The personnel files for Temporary Nurse Aide 4, the Assistant Director of Nursing, and the Maintenance Director revealed hire dates of March 15, 2022, for the Assistant Director of Nursing; April 18, 2022, for the Maintenance Director; and April 22, 2022, for Temporary Nurse Aide 4. There was no documented evidence that the employees received orientation to the facility's policies and to the duties of their positions.

Interview with the Nursing Home Administrator on May 25, 2022, at 1:08 p.m. confirmed that there was no documented evidence that Temporary Nurse Aide 4, the Assistant Director of Nursing, and the Maintenance Director received orientation to the facility's policies and the duties of their positions.






 Plan of Correction - To be completed: 07/06/2022

I. How the facility will correct the deficiency as it relates to the individual:
The Assistant Director of Nursing, the Maintenance Director and temporary Nurse Aide 4 have completed documentation of orientation.

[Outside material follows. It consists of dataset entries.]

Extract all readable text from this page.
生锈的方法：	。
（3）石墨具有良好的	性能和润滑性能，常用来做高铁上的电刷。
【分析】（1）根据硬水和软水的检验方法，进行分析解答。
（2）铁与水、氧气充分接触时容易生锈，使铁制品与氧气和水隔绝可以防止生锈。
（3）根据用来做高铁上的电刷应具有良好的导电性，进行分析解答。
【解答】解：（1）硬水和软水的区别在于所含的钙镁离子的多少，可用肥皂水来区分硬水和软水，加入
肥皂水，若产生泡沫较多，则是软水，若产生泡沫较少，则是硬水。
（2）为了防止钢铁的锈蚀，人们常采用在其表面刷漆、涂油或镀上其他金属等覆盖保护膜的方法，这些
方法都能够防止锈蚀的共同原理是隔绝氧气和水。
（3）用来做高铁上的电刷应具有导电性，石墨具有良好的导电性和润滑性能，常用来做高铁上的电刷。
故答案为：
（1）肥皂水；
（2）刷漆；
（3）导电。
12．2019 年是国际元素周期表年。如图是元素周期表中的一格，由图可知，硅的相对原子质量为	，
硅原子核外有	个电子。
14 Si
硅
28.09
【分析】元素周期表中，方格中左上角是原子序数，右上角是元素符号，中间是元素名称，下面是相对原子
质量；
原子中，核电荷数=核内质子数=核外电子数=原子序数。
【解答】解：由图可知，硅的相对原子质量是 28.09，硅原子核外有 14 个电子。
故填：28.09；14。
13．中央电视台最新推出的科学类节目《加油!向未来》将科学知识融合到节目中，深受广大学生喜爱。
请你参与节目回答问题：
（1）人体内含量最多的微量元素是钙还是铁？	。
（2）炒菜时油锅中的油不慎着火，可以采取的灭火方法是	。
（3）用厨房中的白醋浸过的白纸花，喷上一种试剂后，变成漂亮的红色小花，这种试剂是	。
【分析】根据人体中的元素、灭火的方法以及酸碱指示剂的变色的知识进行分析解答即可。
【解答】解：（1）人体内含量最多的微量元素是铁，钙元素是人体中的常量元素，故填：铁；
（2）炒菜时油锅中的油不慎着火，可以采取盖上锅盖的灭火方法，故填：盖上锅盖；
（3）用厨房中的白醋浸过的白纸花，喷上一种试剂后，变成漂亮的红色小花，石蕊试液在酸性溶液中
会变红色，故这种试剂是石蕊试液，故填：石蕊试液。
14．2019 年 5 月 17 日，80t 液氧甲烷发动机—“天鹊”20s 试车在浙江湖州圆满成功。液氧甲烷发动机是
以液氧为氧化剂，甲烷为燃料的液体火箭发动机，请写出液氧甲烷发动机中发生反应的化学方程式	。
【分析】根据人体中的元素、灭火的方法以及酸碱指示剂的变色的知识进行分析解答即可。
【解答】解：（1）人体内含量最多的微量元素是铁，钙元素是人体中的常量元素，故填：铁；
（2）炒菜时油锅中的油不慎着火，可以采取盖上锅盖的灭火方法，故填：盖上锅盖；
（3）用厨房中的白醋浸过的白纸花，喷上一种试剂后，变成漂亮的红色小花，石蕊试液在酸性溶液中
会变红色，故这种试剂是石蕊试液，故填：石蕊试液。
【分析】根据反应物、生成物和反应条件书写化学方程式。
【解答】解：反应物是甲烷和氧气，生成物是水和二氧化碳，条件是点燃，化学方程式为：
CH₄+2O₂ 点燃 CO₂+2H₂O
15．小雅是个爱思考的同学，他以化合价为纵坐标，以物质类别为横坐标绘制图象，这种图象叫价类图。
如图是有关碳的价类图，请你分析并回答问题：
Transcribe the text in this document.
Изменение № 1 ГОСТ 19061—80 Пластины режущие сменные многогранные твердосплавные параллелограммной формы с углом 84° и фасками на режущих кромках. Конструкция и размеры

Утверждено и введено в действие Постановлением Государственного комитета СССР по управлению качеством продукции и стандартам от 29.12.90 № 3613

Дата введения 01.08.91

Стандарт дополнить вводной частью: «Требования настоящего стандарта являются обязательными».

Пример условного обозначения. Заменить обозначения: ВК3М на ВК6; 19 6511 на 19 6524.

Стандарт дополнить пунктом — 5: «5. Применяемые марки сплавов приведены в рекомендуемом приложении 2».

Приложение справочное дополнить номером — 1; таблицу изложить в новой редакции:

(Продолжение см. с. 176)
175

II. How the facility will act to protect residents in similar situations:
The facility's new Human Resource Coordinator will be re-educated, by the Regional Human Resource Director, on requirement for employee orientation documentation by 6/30/2022.

III. Measures the facility will take or systems it will alter to ensure that the problem does not recur:
While completing pre-hire employee file quality reviews the facility administrator will confirm with the Human Resource Coordinator that the employee has been schedule for orientation.
The facility administrator will conduct quality reviews of 3 random new employee files monthly to ensure there is documentation of facility orientation. Quality reviews will continue until 3 consecutive months of compliance is achieved.

IV. How the facility plans to monitor its performance to make sure that the solutions are permanent; i.e., what quality assurance programs will be established:
Results of the employee file quality reviews for orientation documentation will be presented to the Quality Assurance Performance Improvement committee during monthly meetings.